Agenda item

Corporate Asset Investment Fund Annual Report 2020/21

The Lead Member for Resources, Mr L. Breckon CC, has been invited to attend for this item.



The Commission considered a report of the Director of Corporate Resources which set out the performance of the Corporate Asset Investment Fund (CAIF) for 2020/21.  A copy of the report marked ‘Agenda Item 9’ is filed with these minutes.


In response to questions raised, the Head of Strategic Property Services confirmed the following:

·                 The gross income across the Corporate Asset Investment Fund portfolio was £7.46m.

·                 No substantial developments on Council owned farmland had been accounted for in the current financial year.  Planning gain on such land had been shown in the previous years accounts and so had already been transferred into the ‘development land’ category.

·                 The Council acquired most of the farmland it currently owned in the 1920’s.  New land was currently acquired on a ‘one in – one out’ basis i.e. if the Council were to sell land for residential or development use it would seek to replace that within the portfolio.  The purchase of further land would also be considered where this adjoined an existing farm holding.

·                 The Council currently owned 7,700 acres of farmland.  Each holding was let and lettings were managed by the Strategic Property Services team.

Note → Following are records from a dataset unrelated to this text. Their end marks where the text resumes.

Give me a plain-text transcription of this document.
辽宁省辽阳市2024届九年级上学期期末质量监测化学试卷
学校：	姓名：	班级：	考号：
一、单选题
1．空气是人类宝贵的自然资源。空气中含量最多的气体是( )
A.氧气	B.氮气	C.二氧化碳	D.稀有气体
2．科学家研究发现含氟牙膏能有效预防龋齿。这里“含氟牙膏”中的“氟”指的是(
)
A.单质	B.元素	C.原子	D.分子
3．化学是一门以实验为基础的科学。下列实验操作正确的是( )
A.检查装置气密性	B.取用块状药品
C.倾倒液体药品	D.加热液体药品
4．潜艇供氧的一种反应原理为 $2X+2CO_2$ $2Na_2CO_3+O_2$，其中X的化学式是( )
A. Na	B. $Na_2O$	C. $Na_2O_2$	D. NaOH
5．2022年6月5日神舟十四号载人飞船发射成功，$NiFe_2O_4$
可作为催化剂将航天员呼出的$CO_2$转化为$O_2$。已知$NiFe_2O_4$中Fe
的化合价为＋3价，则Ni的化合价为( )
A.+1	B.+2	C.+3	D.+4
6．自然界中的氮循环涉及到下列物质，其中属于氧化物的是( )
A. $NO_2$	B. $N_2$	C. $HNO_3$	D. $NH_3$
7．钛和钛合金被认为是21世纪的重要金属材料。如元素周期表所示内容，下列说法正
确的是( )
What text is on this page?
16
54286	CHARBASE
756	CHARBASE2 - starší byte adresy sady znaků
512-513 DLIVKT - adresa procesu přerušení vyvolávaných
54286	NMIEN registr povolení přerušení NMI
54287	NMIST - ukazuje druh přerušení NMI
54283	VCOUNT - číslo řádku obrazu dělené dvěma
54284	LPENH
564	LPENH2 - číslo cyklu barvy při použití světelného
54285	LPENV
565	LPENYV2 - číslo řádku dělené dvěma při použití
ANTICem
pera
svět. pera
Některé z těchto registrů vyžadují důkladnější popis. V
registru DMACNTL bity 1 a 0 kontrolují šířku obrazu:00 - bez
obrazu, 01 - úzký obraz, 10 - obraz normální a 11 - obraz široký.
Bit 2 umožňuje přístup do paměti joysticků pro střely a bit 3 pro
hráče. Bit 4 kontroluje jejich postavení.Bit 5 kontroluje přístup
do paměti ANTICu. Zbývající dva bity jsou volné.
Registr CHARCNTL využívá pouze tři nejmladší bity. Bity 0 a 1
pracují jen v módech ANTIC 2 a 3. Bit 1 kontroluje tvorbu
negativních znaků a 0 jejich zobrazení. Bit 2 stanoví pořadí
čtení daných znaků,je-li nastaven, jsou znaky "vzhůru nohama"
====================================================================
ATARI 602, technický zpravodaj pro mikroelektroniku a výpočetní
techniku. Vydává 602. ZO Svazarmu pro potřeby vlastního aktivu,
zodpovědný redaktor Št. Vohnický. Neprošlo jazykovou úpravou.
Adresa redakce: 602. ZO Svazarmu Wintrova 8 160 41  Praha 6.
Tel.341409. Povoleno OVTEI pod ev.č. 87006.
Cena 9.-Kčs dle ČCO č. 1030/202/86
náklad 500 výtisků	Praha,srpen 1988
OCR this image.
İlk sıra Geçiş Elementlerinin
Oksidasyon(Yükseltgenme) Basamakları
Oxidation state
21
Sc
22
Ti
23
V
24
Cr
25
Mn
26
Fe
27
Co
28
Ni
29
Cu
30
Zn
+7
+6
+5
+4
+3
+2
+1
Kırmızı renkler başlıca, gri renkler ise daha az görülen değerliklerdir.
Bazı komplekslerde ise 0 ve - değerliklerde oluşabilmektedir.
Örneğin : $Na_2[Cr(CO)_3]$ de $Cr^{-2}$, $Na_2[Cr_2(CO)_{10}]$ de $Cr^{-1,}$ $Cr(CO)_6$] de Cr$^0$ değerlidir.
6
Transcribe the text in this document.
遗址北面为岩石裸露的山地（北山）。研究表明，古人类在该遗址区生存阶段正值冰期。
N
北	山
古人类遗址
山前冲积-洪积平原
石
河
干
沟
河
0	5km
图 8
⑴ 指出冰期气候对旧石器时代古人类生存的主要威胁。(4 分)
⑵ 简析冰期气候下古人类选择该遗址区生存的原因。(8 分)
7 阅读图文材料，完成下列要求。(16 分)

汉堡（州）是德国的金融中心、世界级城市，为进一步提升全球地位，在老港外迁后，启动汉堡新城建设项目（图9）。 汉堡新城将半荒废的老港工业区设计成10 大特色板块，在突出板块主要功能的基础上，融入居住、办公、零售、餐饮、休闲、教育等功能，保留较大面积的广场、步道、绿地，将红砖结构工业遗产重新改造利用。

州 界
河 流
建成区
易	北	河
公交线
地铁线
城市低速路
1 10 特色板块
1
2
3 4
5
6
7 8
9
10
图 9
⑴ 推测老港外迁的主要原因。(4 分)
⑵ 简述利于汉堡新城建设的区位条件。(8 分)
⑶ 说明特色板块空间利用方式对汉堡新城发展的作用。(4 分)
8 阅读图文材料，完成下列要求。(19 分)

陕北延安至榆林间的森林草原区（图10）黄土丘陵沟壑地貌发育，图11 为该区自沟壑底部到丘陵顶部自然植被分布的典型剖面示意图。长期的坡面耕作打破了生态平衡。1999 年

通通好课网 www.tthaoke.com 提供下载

·                 Office premises owned by the Council tended to be let on a 10 year lease with a 5 year break clause, or on a 15 year lease with a 10 year break clause.  The Lease of the new premises built at LUSEP was for a 15 year period with a break clause at 10 years.  Income from LUSEP would be reported next year, as this financial year the tenant had the benefit of a rent free period.

·                 A full review and valuation exercise was undertaken of every property asset owned by the Council every year.  This was undertaken by the Department’s in house valuers, taking account of national comparables and other bench marks.

Arising from subsequent discussion, the following matters arose:


(i)              A member queried whether legislation relating to the delivery of large scale infrastructure sites which prevented large housing developments within a certain distance would apply to the Hinckley National Rail Freight Interchange proposals and therefore affect the development proposed at the M69 J2 Stoney Stanton site.  The Head of Strategic Property Services reported that this would not affect proposals and no issues had been raised during discussions with the National Infrastructure Commission which envisaged housing being delivered on the adjoining site.  Nor had issues been raised by the district council or Tritax who were bringing forward the rail freight proposals.

(ii)             Members challenged the approach to invest extra capital into the Fund to support long term projects considering the immediate short-term financial pressures faced by the Council, as detailed in the Medium Term Financial Strategy monitoring report considered elsewhere on the agenda.


The Lead Member, Mr L. Breckon CC, agreed it was important for him and Scrutiny to test the current approach to invest in CAIF projects.  However, he provided assurance that he and officers looked at each commercial investment proposal critically to ensure its long-term benefits outweighed any potential short term gain.  He confirmed that where this was not the case then consideration would be given to selling an asset to realise its value to offset other budget pressures.


The Director confirmed that performance of the Fund had been exceptional, it having generated significant additional income for the Council for several years.  This had been allocated to support front-line services and reduce the need for savings which might have otherwise been necessary.  On balance, the current approach was considered still to be the right way forward.


A member commented that the ongoing long-term revenue benefit currently outweighed any short term one off benefits that could be realised by the sale of an asset.  This was despite the economic pressures faced by the Council during 2020 when the Fund had still managed to generate an overall return of 6.1% which was excellent in the circumstances.




(a)            That the performance of the Corporate Asset Investment Fund during 2020/21 be noted and welcomed;


(b)            That the current approach to invest in CAIF projects be supported but that this continue to be monitored and kept under review.